Sometimes the application identifies itself. Usually a client-server interaction is handled completely within the application according to protocol rules: "Please send me this page; OK but run this support code; thanks, I just did." But the application cannot respond to a message that does not follow the expected form. For instance, the attacker might use a Telnet application to send meaningless messages to another application. Ports such as 80 (HTTP), 25 (SMTP), 110 (POP), and 21 (FTP) may respond with something like
Your browser sent a non-HTTP compliant message.

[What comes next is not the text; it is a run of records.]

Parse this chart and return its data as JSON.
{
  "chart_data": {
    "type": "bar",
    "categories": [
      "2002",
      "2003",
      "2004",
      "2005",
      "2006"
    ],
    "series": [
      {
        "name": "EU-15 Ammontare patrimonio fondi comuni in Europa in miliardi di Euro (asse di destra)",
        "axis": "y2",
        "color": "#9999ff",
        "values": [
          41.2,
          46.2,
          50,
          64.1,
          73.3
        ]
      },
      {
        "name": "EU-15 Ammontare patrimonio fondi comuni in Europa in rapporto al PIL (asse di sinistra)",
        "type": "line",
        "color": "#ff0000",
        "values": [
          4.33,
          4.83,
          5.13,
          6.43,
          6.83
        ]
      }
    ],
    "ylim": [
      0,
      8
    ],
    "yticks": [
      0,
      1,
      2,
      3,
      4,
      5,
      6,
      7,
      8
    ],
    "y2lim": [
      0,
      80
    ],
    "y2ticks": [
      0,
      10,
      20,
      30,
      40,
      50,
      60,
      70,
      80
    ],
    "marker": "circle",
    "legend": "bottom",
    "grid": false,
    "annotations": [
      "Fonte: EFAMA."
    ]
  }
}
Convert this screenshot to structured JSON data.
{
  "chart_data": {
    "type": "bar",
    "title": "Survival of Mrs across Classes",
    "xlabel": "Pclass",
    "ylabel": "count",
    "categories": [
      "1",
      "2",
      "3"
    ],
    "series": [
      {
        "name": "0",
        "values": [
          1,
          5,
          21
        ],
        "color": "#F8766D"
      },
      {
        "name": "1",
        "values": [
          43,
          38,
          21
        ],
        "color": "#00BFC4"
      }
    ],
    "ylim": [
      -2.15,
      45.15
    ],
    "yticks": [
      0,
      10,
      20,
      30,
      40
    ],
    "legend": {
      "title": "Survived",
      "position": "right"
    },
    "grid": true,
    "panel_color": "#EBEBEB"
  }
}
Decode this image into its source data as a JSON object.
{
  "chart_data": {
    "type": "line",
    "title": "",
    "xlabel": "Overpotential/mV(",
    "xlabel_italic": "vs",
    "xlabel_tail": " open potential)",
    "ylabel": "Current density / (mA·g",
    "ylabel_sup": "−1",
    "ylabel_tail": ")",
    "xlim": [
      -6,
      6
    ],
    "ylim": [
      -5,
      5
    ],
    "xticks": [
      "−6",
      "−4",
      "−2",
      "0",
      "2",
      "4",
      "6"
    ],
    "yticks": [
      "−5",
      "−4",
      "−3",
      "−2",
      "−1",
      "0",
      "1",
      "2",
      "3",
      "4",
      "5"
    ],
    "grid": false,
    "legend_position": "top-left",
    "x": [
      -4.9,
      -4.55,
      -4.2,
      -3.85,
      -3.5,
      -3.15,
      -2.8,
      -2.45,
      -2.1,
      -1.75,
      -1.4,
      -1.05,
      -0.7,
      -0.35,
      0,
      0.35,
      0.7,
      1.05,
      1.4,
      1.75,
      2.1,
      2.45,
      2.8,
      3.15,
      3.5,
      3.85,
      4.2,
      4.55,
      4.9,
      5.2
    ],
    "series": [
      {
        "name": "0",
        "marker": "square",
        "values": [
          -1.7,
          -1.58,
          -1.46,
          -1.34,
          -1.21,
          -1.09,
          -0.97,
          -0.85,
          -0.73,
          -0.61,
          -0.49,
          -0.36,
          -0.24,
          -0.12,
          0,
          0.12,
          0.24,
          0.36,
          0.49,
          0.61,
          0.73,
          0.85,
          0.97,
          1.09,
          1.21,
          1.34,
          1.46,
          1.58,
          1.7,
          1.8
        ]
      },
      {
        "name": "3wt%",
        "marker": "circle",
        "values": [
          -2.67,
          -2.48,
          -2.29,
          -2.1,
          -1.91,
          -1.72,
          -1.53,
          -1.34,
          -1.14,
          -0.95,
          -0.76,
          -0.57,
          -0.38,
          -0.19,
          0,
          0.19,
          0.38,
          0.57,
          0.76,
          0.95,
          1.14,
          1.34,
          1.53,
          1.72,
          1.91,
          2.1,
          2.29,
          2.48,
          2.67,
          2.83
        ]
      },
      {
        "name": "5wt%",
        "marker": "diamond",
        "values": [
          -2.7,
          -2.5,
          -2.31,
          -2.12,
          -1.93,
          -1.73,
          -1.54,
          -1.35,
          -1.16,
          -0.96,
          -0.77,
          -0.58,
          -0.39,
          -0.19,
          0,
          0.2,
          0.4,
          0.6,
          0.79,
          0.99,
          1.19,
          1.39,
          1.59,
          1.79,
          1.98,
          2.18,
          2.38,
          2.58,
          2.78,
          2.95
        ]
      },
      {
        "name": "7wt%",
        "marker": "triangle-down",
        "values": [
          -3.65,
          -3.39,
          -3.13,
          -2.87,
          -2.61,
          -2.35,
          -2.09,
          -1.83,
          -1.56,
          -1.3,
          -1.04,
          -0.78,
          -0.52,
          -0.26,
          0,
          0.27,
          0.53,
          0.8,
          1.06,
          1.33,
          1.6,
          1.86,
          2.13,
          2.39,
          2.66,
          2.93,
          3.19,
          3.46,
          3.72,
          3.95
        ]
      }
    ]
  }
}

Microsoft ESMTP MAIL Service, Version: 5.0.2195.3779
This reply tells the attacker which application and version are running.
Bulletin Boards and Chats
The Internet is probably the greatest tool for sharing knowledge since the invention of the printing press. It is probably also the most dangerous tool for sharing knowledge.
Numerous underground bulletin boards and chat rooms support exchange of information. Attackers can post their latest exploits and techniques, read what others have done, and search for additional information on systems, applications, or sites. Remember that, as with everything on the Internet, anyone can post anything, so there is no guarantee that the information is reliable or accurate. And you never know who is reading from the Internet. (See Sidebar 7-4 on law enforcement officials' "going underground" to catch malicious hackers.)
Availability of Documentation
The vendors themselves sometimes distribute information that is useful to an attacker. For example, Microsoft produces a resource kit by which application vendors can investigate a Microsoft product in order to develop compatible, complementary applications. This toolkit also gives attackers tools to use in investigating a product that can subsequently be the target of an attack.
Reconnaissance: Concluding Remarks
A good thief, that is, a successful one, spends time understanding the context of the target. To prepare for perpetrating a bank theft, the thief might monitor the bank, seeing how many guards there are, when they take breaks, when cash shipments arrive, and so forth.
Remember that time is usually on the side of the attacker. In the same way that a bank might notice someone loitering around the entrance, a computing site might notice exceptional numbers of probes in a short time. But the clever thief or attacker will collect a little information, go dormant for a while, and resurface to collect more. So many people walk past banks and peer in the windows, or scan and probe web hosts that individual peeks over time are hard to correlate.
The best defense against reconnaissance is silence. Give out as little information about your site as possible, whether by humans or machines.